First the positive, if that property was in my market and in a C class or better area with no significant deferred maintenance and no other issues, I buy it in a second. I suspect your vacancy estimate is high so that will help the cash flow. In general, smaller LL of smaller unit count structures have less vacancy than complexes with larger number of units. I doubt the vacancy rate in your area is as high as 10%, but even if it is I suspect you will have a lower vacancy rate. It is in part because the value of 5+ units is based on the NOI and therefore the value is maximized when the income is maximized and the expenses minimized. Higher rents is top way to maximize the income. They have more incentive to optimize rents that the <5 unit RE which should strive to minimize vacancies.

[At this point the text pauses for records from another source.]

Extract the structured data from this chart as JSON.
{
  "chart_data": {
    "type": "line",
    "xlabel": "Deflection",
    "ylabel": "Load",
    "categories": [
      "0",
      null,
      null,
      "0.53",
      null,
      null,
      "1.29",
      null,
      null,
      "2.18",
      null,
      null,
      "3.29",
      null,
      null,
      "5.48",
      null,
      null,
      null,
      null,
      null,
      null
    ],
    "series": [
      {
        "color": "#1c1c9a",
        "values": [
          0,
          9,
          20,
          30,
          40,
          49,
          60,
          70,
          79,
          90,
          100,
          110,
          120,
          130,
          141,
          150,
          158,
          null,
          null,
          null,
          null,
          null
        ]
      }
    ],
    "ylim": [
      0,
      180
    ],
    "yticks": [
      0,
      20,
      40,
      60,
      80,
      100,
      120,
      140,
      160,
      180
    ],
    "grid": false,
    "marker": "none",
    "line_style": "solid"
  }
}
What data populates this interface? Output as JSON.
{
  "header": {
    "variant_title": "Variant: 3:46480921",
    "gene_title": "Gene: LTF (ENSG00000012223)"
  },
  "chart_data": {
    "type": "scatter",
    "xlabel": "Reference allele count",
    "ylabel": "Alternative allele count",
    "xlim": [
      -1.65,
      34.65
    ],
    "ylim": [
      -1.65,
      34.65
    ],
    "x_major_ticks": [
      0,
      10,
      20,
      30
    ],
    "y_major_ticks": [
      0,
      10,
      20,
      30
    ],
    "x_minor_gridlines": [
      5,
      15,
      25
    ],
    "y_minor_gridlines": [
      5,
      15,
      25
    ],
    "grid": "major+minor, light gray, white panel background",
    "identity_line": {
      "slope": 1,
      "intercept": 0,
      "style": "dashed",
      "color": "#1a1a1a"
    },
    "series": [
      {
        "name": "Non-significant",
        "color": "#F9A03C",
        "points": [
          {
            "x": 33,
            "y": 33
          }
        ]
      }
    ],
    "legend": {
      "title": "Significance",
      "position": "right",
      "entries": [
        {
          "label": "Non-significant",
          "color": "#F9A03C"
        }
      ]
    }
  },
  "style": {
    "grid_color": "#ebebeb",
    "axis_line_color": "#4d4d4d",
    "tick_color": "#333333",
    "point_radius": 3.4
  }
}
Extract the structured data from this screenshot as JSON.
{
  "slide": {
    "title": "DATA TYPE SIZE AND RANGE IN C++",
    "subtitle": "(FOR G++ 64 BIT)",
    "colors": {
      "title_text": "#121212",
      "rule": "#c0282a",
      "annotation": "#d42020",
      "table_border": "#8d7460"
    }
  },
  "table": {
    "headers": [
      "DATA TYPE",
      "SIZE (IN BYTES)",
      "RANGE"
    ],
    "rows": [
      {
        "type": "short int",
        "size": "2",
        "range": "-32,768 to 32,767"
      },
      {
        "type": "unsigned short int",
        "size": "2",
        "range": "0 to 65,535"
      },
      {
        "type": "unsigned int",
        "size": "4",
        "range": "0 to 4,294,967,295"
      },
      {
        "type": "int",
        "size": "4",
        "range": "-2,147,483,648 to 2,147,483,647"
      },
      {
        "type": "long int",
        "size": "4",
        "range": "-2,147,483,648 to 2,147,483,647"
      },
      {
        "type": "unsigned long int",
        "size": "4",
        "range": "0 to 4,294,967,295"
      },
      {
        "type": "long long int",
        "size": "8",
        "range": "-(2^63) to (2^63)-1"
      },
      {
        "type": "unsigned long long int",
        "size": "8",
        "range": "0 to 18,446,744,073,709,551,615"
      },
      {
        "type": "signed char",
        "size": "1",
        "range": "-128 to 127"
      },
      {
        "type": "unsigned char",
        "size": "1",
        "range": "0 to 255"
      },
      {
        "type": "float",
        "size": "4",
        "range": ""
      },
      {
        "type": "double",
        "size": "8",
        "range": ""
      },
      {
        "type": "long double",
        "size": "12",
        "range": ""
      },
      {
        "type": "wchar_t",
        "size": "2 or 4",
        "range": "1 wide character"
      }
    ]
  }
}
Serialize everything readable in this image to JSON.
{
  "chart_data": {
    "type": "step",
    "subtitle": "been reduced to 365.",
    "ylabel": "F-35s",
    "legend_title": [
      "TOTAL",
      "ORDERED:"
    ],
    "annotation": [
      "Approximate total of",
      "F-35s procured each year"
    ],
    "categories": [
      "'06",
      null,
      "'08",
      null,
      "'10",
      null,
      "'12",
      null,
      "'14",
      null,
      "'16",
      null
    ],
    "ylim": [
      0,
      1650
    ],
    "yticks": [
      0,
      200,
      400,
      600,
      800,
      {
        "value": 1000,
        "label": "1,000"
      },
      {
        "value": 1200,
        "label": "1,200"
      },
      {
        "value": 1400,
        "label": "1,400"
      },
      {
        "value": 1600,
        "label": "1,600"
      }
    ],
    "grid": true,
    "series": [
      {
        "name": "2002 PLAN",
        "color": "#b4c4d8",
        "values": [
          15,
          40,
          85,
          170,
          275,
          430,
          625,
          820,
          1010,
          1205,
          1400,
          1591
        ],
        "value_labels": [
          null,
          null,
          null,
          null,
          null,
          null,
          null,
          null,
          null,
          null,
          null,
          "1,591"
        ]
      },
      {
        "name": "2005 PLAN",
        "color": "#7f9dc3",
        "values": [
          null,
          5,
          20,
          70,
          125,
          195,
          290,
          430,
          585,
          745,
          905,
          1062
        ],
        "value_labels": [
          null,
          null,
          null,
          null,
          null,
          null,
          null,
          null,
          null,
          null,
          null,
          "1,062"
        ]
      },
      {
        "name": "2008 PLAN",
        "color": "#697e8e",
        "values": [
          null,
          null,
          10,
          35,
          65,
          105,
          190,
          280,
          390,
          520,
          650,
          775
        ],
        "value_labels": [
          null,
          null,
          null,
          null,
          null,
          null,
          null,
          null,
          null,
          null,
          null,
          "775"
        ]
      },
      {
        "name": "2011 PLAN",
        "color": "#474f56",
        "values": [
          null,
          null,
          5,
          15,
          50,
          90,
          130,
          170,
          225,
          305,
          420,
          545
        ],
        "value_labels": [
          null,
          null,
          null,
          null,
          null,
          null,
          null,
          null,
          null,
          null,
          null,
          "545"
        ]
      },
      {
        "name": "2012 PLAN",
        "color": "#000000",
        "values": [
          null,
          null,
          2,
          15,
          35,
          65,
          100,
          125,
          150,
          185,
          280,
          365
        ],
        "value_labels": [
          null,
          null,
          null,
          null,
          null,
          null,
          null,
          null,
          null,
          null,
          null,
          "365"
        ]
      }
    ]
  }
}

Now the bad, your maintenance/cap expense is too low. I am not a fan of basing it off a percentage of rent. You have ~$2600 allocated which is just over $100/unit per month. That could suffice for a large unit count complexes but is going to be short on a duplex. A water heater has an expense of ~$8/month (~$1100/12.5 (years)/12 (moths/yr)in my market. I suspect this is close to what it is in your market. So the water heater by itself is almost 10% of your allocation and a water heater is a low cost item. Roofs, plumbing, electrical, foundations, kitchens, bathrooms, HVAC, and hardscape are costly. The less expensive items also add up. PM fees in most markets when including all charges is ~10% (not as low as 5%).
I think you have a fine first RE investment. In addition, I suspect you will learn a lot and be in a position to have a great second RE investment.
Congrats.
Dan,
Thank you! My offer did not get accepted so I'm back hunting. I will most definitely keep in mind both of your pieces of advice on the next one. You are absolutely right on the fact that the vacancy rate is probably overestimated because in reality there is not much available for rent in this area and it's in the most populated part of Maine. The reason capital expenditures were a bit lower was because the roof, the windows and other upgrades have been made within the past 16 yrs. I suspect one overestimate was offsetting the other underestimate. I see where you're coming from on estimating based on the actual cost rather than % or rent!
Thank you for your wisdom and taking the time to provide feedback!